“The book’s focus on imaging problems is very unique among the competing books on inverse and ill-posed problems. …It gives a nice introduction into the MATLAB world of images and deblurring problems.”
— Martin Hanke, Professor, Institut für Mathematik, Johannes-Gutenberg-Universität.
When we use a camera, we want the recorded image to be a faithful representation of the scene that we see, but every image is more or less blurry. In image deblurring, the goal is to recover the original, sharp image by using a mathematical model of the blurring process. The key issue is that some information on the lost details is indeed present in the blurred image, but this “hidden” information can be recovered only if we know the details of the blurring process. Deblurring Images: Matrices, Spectra, and Filtering describes the deblurring algorithms and techniques collectively known as spectral filtering methods, in which the singular value decomposition—or a similar decomposition with spectral properties—is used to introduce the necessary regularization or filtering in the reconstructed image.
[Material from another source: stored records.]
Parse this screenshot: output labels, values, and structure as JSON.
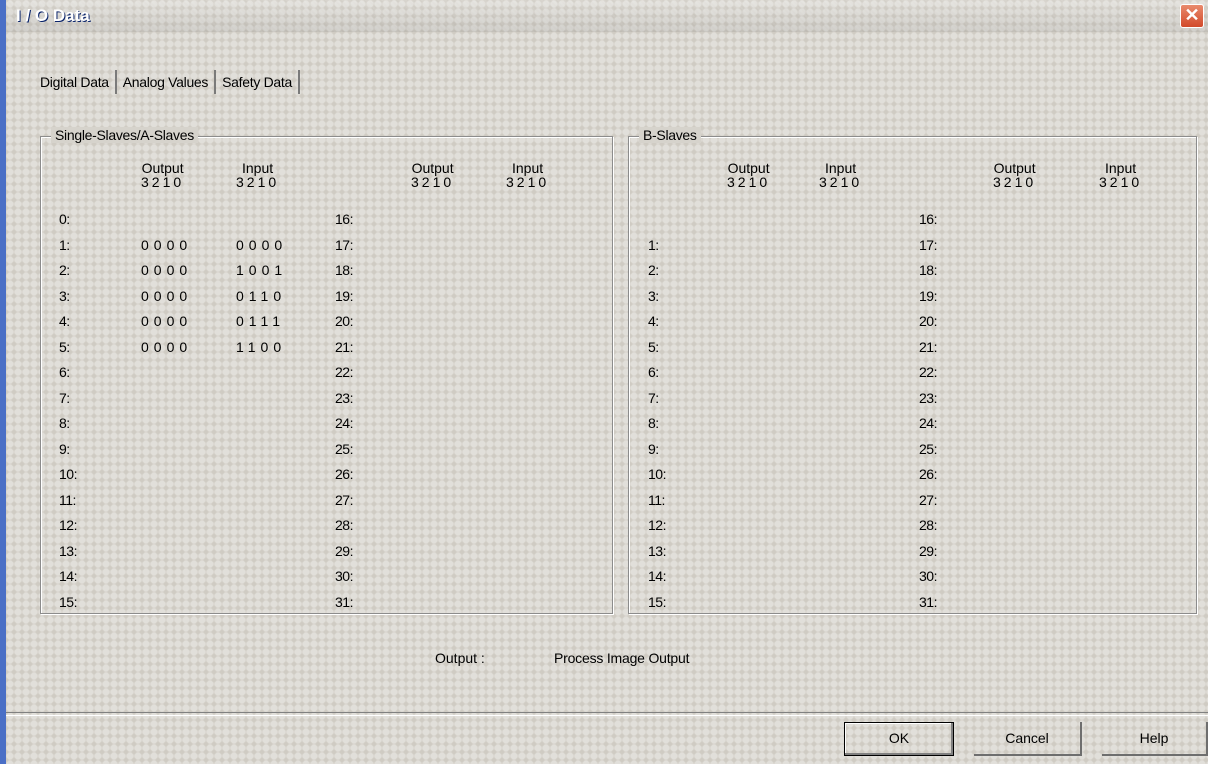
{
  "window": {
    "title": "I / O Data",
    "close_glyph": "✕"
  },
  "tabs": [
    "Digital Data",
    "Analog Values",
    "Safety Data"
  ],
  "group_a": {
    "title": "Single-Slaves/A-Slaves",
    "headers": {
      "output": "Output",
      "input": "Input",
      "bits": "3210"
    },
    "left_rows": [
      "0:",
      "1:",
      "2:",
      "3:",
      "4:",
      "5:",
      "6:",
      "7:",
      "8:",
      "9:",
      "10:",
      "11:",
      "12:",
      "13:",
      "14:",
      "15:"
    ],
    "right_rows": [
      "16:",
      "17:",
      "18:",
      "19:",
      "20:",
      "21:",
      "22:",
      "23:",
      "24:",
      "25:",
      "26:",
      "27:",
      "28:",
      "29:",
      "30:",
      "31:"
    ],
    "values": [
      {
        "output": "",
        "input": ""
      },
      {
        "output": "0000",
        "input": "0000"
      },
      {
        "output": "0000",
        "input": "1001"
      },
      {
        "output": "0000",
        "input": "0110"
      },
      {
        "output": "0000",
        "input": "0111"
      },
      {
        "output": "0000",
        "input": "1100"
      }
    ]
  },
  "group_b": {
    "title": "B-Slaves",
    "headers": {
      "output": "Output",
      "input": "Input",
      "bits": "3210"
    },
    "left_rows": [
      "",
      "1:",
      "2:",
      "3:",
      "4:",
      "5:",
      "6:",
      "7:",
      "8:",
      "9:",
      "10:",
      "11:",
      "12:",
      "13:",
      "14:",
      "15:"
    ],
    "right_rows": [
      "16:",
      "17:",
      "18:",
      "19:",
      "20:",
      "21:",
      "22:",
      "23:",
      "24:",
      "25:",
      "26:",
      "27:",
      "28:",
      "29:",
      "30:",
      "31:"
    ]
  },
  "legend": {
    "label": "Output :",
    "value": "Process Image Output"
  },
  "buttons": {
    "ok": "OK",
    "cancel": "Cancel",
    "help": "Help"
  }
}
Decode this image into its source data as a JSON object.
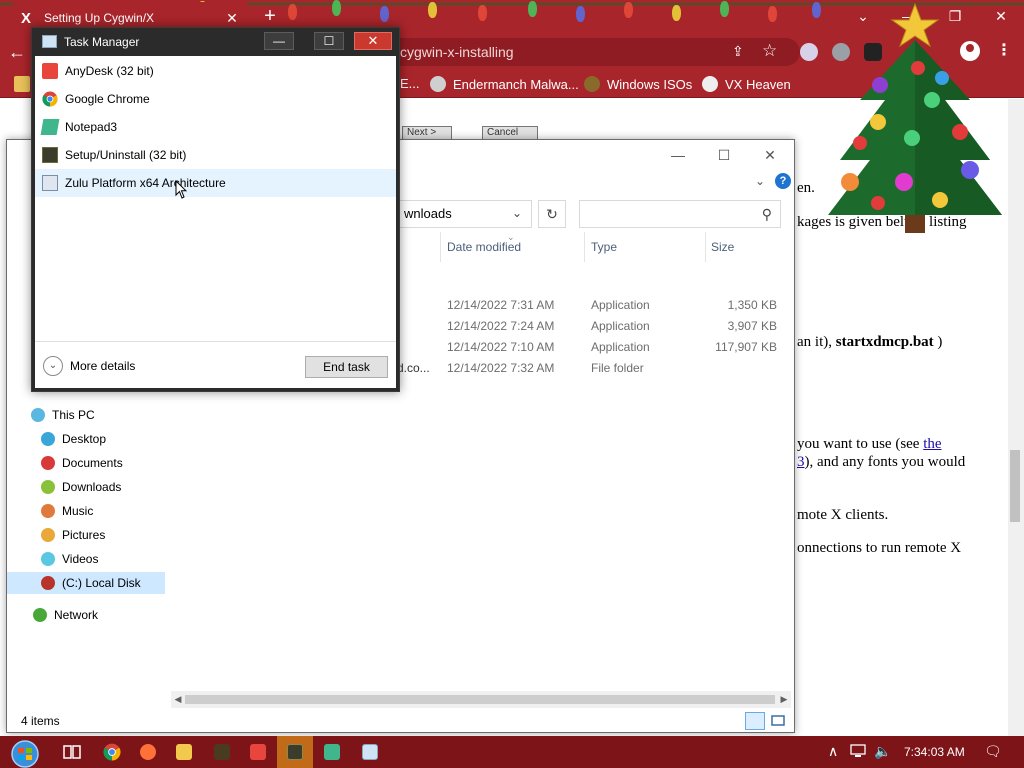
{
  "browser": {
    "tab_title": "Setting Up Cygwin/X",
    "tab_close": "✕",
    "tab_favicon": "x-logo-icon",
    "new_tab": "+",
    "window_controls": [
      "⌄",
      "—",
      "❐",
      "✕"
    ],
    "omnibox_text": "cygwin-x-installing",
    "bookmarks": [
      {
        "label": "E...",
        "icon": "folder-icon"
      },
      {
        "label": "Endermanch Malwa...",
        "icon": "endermanch-icon"
      },
      {
        "label": "Windows ISOs",
        "icon": "windows-isos-icon"
      },
      {
        "label": "VX Heaven",
        "icon": "vx-heaven-icon"
      }
    ],
    "accent": "#a8252b"
  },
  "webpage": {
    "lines": [
      "en.",
      "kages is given bel",
      "w a listing",
      "an it), ",
      "startxdmcp.bat",
      " )",
      "you want to use (see ",
      "the",
      "3",
      "), and any fonts you would",
      "mote X clients.",
      "onnections to run remote X"
    ],
    "installer_buttons": [
      "Next >",
      "Cancel"
    ]
  },
  "explorer": {
    "ribbon_chevron": "⌄",
    "help": "?",
    "address_text": "wnloads",
    "refresh": "↻",
    "columns": [
      "Date modified",
      "Type",
      "Size"
    ],
    "files": [
      {
        "name": "",
        "date": "12/14/2022 7:31 AM",
        "type": "Application",
        "size": "1,350 KB"
      },
      {
        "name": "",
        "date": "12/14/2022 7:24 AM",
        "type": "Application",
        "size": "3,907 KB"
      },
      {
        "name": "",
        "date": "12/14/2022 7:10 AM",
        "type": "Application",
        "size": "117,907 KB"
      },
      {
        "name": "d.co...",
        "date": "12/14/2022 7:32 AM",
        "type": "File folder",
        "size": ""
      }
    ],
    "nav": [
      {
        "label": "This PC",
        "icon": "this-pc-icon"
      },
      {
        "label": "Desktop",
        "icon": "desktop-icon"
      },
      {
        "label": "Documents",
        "icon": "documents-icon"
      },
      {
        "label": "Downloads",
        "icon": "downloads-icon"
      },
      {
        "label": "Music",
        "icon": "music-icon"
      },
      {
        "label": "Pictures",
        "icon": "pictures-icon"
      },
      {
        "label": "Videos",
        "icon": "videos-icon"
      },
      {
        "label": "(C:) Local Disk",
        "icon": "local-disk-icon"
      },
      {
        "label": "Network",
        "icon": "network-icon"
      }
    ],
    "status_items": "4 items"
  },
  "taskmgr": {
    "title": "Task Manager",
    "apps": [
      {
        "label": "AnyDesk (32 bit)",
        "icon": "anydesk-icon",
        "color": "#e8453c"
      },
      {
        "label": "Google Chrome",
        "icon": "chrome-icon",
        "color": "#4285f4"
      },
      {
        "label": "Notepad3",
        "icon": "notepad3-icon",
        "color": "#3fb68b"
      },
      {
        "label": "Setup/Uninstall (32 bit)",
        "icon": "setup-icon",
        "color": "#3c3c2a"
      },
      {
        "label": "Zulu Platform x64 Architecture",
        "icon": "zulu-icon",
        "color": "#7a8ea8"
      }
    ],
    "more_details": "More details",
    "end_task": "End task",
    "close_glyph": "✕",
    "min_glyph": "—",
    "max_glyph": "☐"
  },
  "taskbar": {
    "time": "7:34:03 AM",
    "tray_chevron": "∧",
    "notification_glyph": "🗨",
    "speaker_glyph": "🔈",
    "background": "#7d1418"
  }
}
The concise MATLAB® implementations described in the book provide a template of techniques that can be used to restore blurred images from many applications. This book’s treatment of image deblurring is unique in two ways: it includes algorithmic and implementation details; and by keeping the formulations in terms of matrices, vectors, and matrix computations, it makes the material accessible to a wide range of readers. Students and researchers in engineering will gain an understanding of the linear algebra behind filtering methods, while readers in applied mathematics, numerical analysis, and computational science will be exposed to modern techniques to solve realistic large-scale problems in image processing. With a focus on practical and efficient algorithms, Deblurring Images: Matrices, Spectra, and Filtering includes many examples, sample image data, and MATLAB codes that allow readers to experiment with the algorithms. It also incorporates introductory material, such as how to manipulate images within the MATLAB environment, making it a stand-alone text. Pointers to the literature are given for techniques not covered in the book. Audience
This book is intended for beginners in the field of image restoration and regularization. Readers should be familiar with basic concepts of linear algebra and matrix computations, including the singular value decomposition and orthogonal transformations. A background in signal processing and a familiarity with regularization methods or with ill-posed problems are not needed. For readers who already have this knowledge, this book gives a new and practical perspective on the use of regularization methods to solve real problems. Preface; How to Get the Software; List of Symbols; Chapter 1: The Image Deblurring Problem; Chapter 2: Manipulating Images in MATLAB; Chapter 3: The Blurring Function; Chapter 4: Structured Matrix Computations; Chapter 5: SVD and Spectral Analysis; Chapter 6: Regularization by Spectral Filtering; Chapter 7: Color Images, Smoothing Norms, and Other Topics; Appendix: MATLAB Functions; Bibliography; Index.
About the Author
Per Christian Hansen is Professor of Scientific Computing at the Technical University of Denmark. He has also worked at the University of Copenhagen, Denmark, and the Danish Computing Center for Research and Education (UNI•C). His publications include a research monograph, several MATLAB packages, and many papers on inverse problems, matrix computations, and signal processing. He is a member of SIAM. James G. Nagy is Professor of Mathematics and Computer Science at Emory University. In 2001 he was selected to hold the Emory Professorship for Distinguished Teaching in the Social and Natural Sciences. He has published many research papers on scientific computing, numerical linear algebra, inverse problems, and image processing. He is a member of SIAM and AWM. Dianne P. O’Leary is Professor of Computer Science at the University of Maryland and a mathematician at the U.S. National Institute of Standards and Technology. She was awarded an honorary Doctorate of Mathematics from the University of Waterloo. She is the author of over 75 publications on numerical analysis and computational science and over 25 publications on education and mentoring. She is a member of SIAM, AWM, and ACM.